Muramatsu Y, Kurosaki R, Kato H, Araki T
Department of Drug Metabolism and Therapeutics, Graduate school and Faculty of Pharmaceutical Sciences, The University of Tokushima, Tokushima, Japan.
Acta Physiol Scand. 2004 Sep;182(1):95-107. doi: 10.1111/j.1365-201X.2004.01300.x.
We investigated the immunohistochemical alterations of S100beta-, S100-, glial fibrillary acidic protein (GFAP)- and isolectin B4-positive cells in the hippocampus after 5 min of transient cerebral ischaemia in gerbils. We also examined the effect of 3-hydroxy-3-methylglutaryl-coenzyme A (HMG-CoA) reductase inhibitor pitavastatin against neuronal damage in the hippocampal CA1 sector after ischaemia.
Severe neuronal damage was observed in the hippocampal CA1 pyramidal neurons from 5 days after ischaemia. GFAP-positive cells increased gradually in the hippocampus from 5 days after ischaemia. Five and 14 days after ischaemia, significant increases in the number of GFAP-positive cells and isolectin B4-positive cells were observed in the hippocampal CA1 and CA3 sector. Mild increases in the number of S100 and S100beta-positive cells were observed in the hippocampal CA1 sector from 1 h to 2 days after ischaemia. Thereafter, S100beta-positive cells increased in the hippocampal CA1 sector after ischaemia, whereas S100-positive cells decreased in this region. In our double-labelled immunostainings, S100 and S100beta immunoreactivity was found in GFAP-positive astrocytes, but not in isolectin B4-positive microglia. Pharmacological study showed that HMG-CoA reductase inhibitor, pitavastatin, can protect against the hippocampal CA1 neuronal damage after ischaemia. This drug also prevented increases in the number of GFAP-positive astrocytes, isolectin B4-positive microglia, S100-positive astrocytes and S100beta-positive astrocytes after ischaemia.
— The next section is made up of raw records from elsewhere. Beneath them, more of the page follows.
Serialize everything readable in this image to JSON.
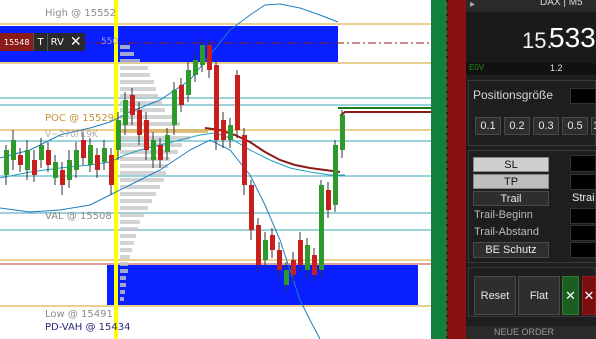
{
  "chart": {
    "labels": {
      "high": "High @ 15552",
      "poc": "POC @ 15529",
      "vwap": "V~270/T.9K",
      "val": "VAL @ 15508",
      "low": "Low @ 15491",
      "pd_vah": "PD-VAH @ 15434",
      "partial_order": "550"
    },
    "order": {
      "price": "15548",
      "btn_t": "T",
      "btn_rv": "RV",
      "close_icon": "close-icon"
    },
    "colors": {
      "up_candle": "#2e9a2e",
      "down_candle": "#c81e1e",
      "volume_zone": "#0a1fff",
      "session_line": "#ffff00",
      "band": "#1f7fbf",
      "poc_line": "#d4a020",
      "ma_line": "#8b1a1a"
    }
  },
  "panel": {
    "header": "DAX | M5",
    "price_major": "15.",
    "price_minor": "533",
    "small_left": "E0V",
    "small_right": "1.2",
    "position_size_label": "Positionsgröße",
    "size_buttons": [
      "0.1",
      "0.2",
      "0.3",
      "0.5",
      "1"
    ],
    "sl": "SL",
    "tp": "TP",
    "trail": "Trail",
    "trail_right": "Strai",
    "trail_begin": "Trail-Beginn",
    "trail_distance": "Trail-Abstand",
    "be_protection": "BE Schutz",
    "reset": "Reset",
    "flat": "Flat",
    "bottom_text": "NEUE ORDER",
    "colors": {
      "green_stripe": "#15803d",
      "red_stripe": "#8b1010",
      "buy": "#1b5e20",
      "sell": "#7a0f0f"
    }
  }
}
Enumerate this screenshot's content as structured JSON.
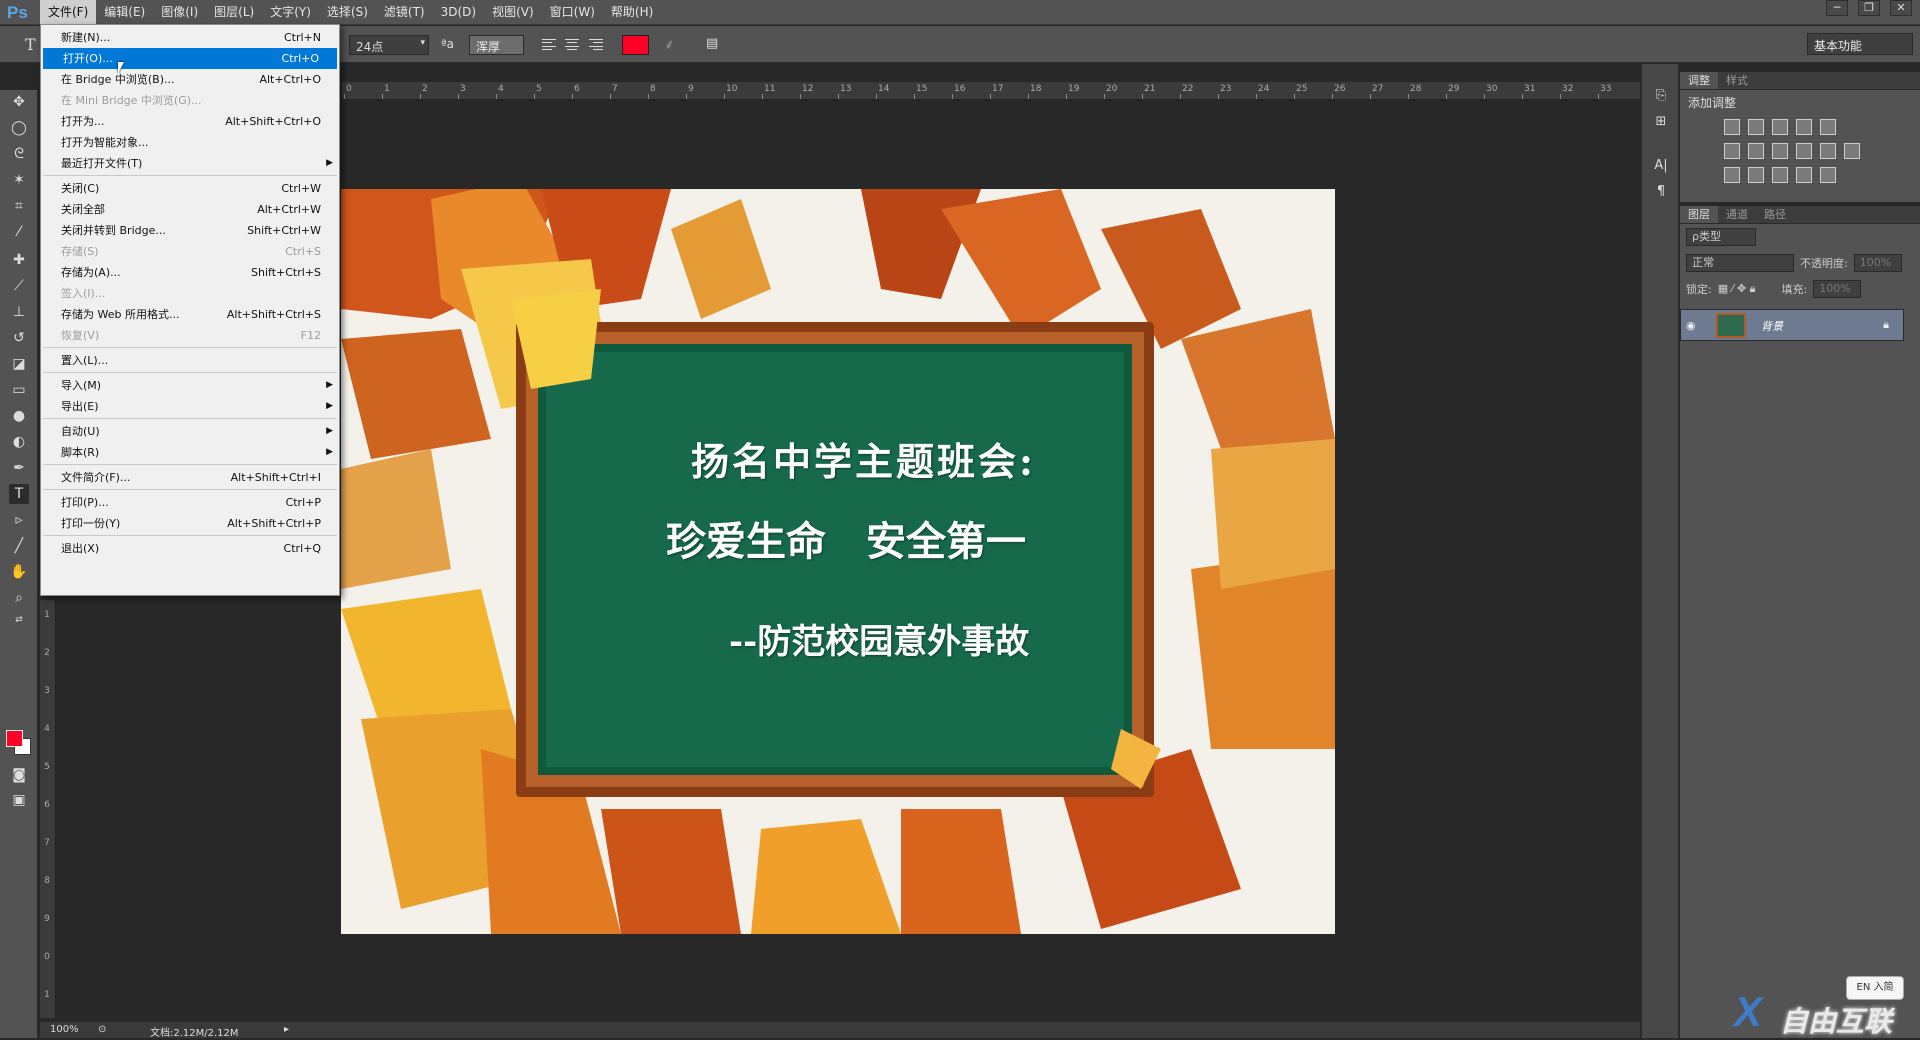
{
  "app": {
    "logo": "Ps"
  },
  "menubar": [
    "文件(F)",
    "编辑(E)",
    "图像(I)",
    "图层(L)",
    "文字(Y)",
    "选择(S)",
    "滤镜(T)",
    "3D(D)",
    "视图(V)",
    "窗口(W)",
    "帮助(H)"
  ],
  "window_controls": {
    "minimize": "─",
    "restore": "❐",
    "close": "✕"
  },
  "options": {
    "tool_icon": "T",
    "font_size": "24点",
    "aa_icon_label": "ªa",
    "aa_mode": "浑厚",
    "text_color": "#ff0026",
    "workspace": "基本功能"
  },
  "file_menu": [
    {
      "label": "新建(N)...",
      "key": "Ctrl+N"
    },
    {
      "label": "打开(O)...",
      "key": "Ctrl+O",
      "highlighted": true
    },
    {
      "label": "在 Bridge 中浏览(B)...",
      "key": "Alt+Ctrl+O"
    },
    {
      "label": "在 Mini Bridge 中浏览(G)...",
      "key": "",
      "disabled": true
    },
    {
      "label": "打开为...",
      "key": "Alt+Shift+Ctrl+O"
    },
    {
      "label": "打开为智能对象...",
      "key": ""
    },
    {
      "label": "最近打开文件(T)",
      "key": "",
      "submenu": true
    },
    {
      "label": "关闭(C)",
      "key": "Ctrl+W"
    },
    {
      "label": "关闭全部",
      "key": "Alt+Ctrl+W"
    },
    {
      "label": "关闭并转到 Bridge...",
      "key": "Shift+Ctrl+W"
    },
    {
      "label": "存储(S)",
      "key": "Ctrl+S",
      "disabled": true
    },
    {
      "label": "存储为(A)...",
      "key": "Shift+Ctrl+S"
    },
    {
      "label": "签入(I)...",
      "key": "",
      "disabled": true
    },
    {
      "label": "存储为 Web 所用格式...",
      "key": "Alt+Shift+Ctrl+S"
    },
    {
      "label": "恢复(V)",
      "key": "F12",
      "disabled": true
    },
    {
      "label": "置入(L)...",
      "key": ""
    },
    {
      "label": "导入(M)",
      "key": "",
      "submenu": true
    },
    {
      "label": "导出(E)",
      "key": "",
      "submenu": true
    },
    {
      "label": "自动(U)",
      "key": "",
      "submenu": true
    },
    {
      "label": "脚本(R)",
      "key": "",
      "submenu": true
    },
    {
      "label": "文件简介(F)...",
      "key": "Alt+Shift+Ctrl+I"
    },
    {
      "label": "打印(P)...",
      "key": "Ctrl+P"
    },
    {
      "label": "打印一份(Y)",
      "key": "Alt+Shift+Ctrl+P"
    },
    {
      "label": "退出(X)",
      "key": "Ctrl+Q"
    }
  ],
  "ruler_h": [
    "0",
    "1",
    "2",
    "3",
    "4",
    "5",
    "6",
    "7",
    "8",
    "9",
    "10",
    "11",
    "12",
    "13",
    "14",
    "15",
    "16",
    "17",
    "18",
    "19",
    "20",
    "21",
    "22",
    "23",
    "24",
    "25",
    "26",
    "27",
    "28",
    "29",
    "30",
    "31",
    "32",
    "33"
  ],
  "ruler_v": [
    "1",
    "2",
    "3",
    "4",
    "5",
    "6",
    "7",
    "8",
    "9",
    "0",
    "1"
  ],
  "document": {
    "line1": "扬名中学主题班会:",
    "line2": "珍爱生命　安全第一",
    "line3": "--防范校园意外事故"
  },
  "status": {
    "zoom": "100%",
    "doc": "文档:2.12M/2.12M"
  },
  "adjust_panel": {
    "tabs": [
      "调整",
      "样式"
    ],
    "title": "添加调整"
  },
  "layers_panel": {
    "tabs": [
      "图层",
      "通道",
      "路径"
    ],
    "filter": "ρ类型",
    "blend": "正常",
    "opacity_label": "不透明度:",
    "opacity": "100%",
    "lock_label": "锁定:",
    "fill_label": "填充:",
    "fill": "100%",
    "layer_name": "背景"
  },
  "ime": "EN 入简",
  "watermark": "自由互联"
}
The present study demonstrates that pitavastatin can decrease the neuronal damage of hippocampal CA1 sector after ischaemia. This beneficial effect may be, at least in part, mediated by inhibiting the expression of astrocytic activation in the hippocampus at the acute phase after ischaemia. Thus the modulation of astrocytic activation may offer a novel therapeutic strategy of ischaemic brain damage.
我们研究了沙土鼠短暂性脑缺血5分钟后海马中S100β、S100、胶质纤维酸性蛋白(GFAP)和异凝集素B4阳性细胞的免疫组化变化。我们还研究了3-羟基-3-甲基戊二酰辅酶A(HMG-CoA)还原酶抑制剂匹伐他汀对缺血后海马CA1区神经元损伤的影响。
缺血后5天,在海马CA1锥体细胞中观察到严重的神经元损伤。缺血后5天起,海马中GFAP阳性细胞逐渐增多。缺血后5天和14天,海马CA1和CA3区GFAP阳性细胞和异凝集素B4阳性细胞数量显著增加。缺血后1小时至2天,海马CA1区S100和S100β阳性细胞数量轻度增加。此后,缺血后海马CA1区S100β阳性细胞增加,而该区域S100阳性细胞减少。在我们的双重免疫染色中,S100和S100β免疫反应性在GFAP阳性星形胶质细胞中发现,而在异凝集素B4阳性小胶质细胞中未发现。药理学研究表明,HMG-CoA还原酶抑制剂匹伐他汀可预防缺血后海马CA1区神经元损伤。该药物还可防止缺血后GFAP阳性星形胶质细胞、异凝集素B4阳性小胶质细胞、S100阳性星形胶质细胞和S100β阳性星形胶质细胞数量增加。
本研究表明,匹伐他汀可减少缺血后海马CA1区的神经元损伤。这种有益作用可能至少部分是通过抑制缺血急性期海马星形胶质细胞活化的表达介导的。因此,调节星形胶质细胞活化可能为缺血性脑损伤提供一种新的治疗策略。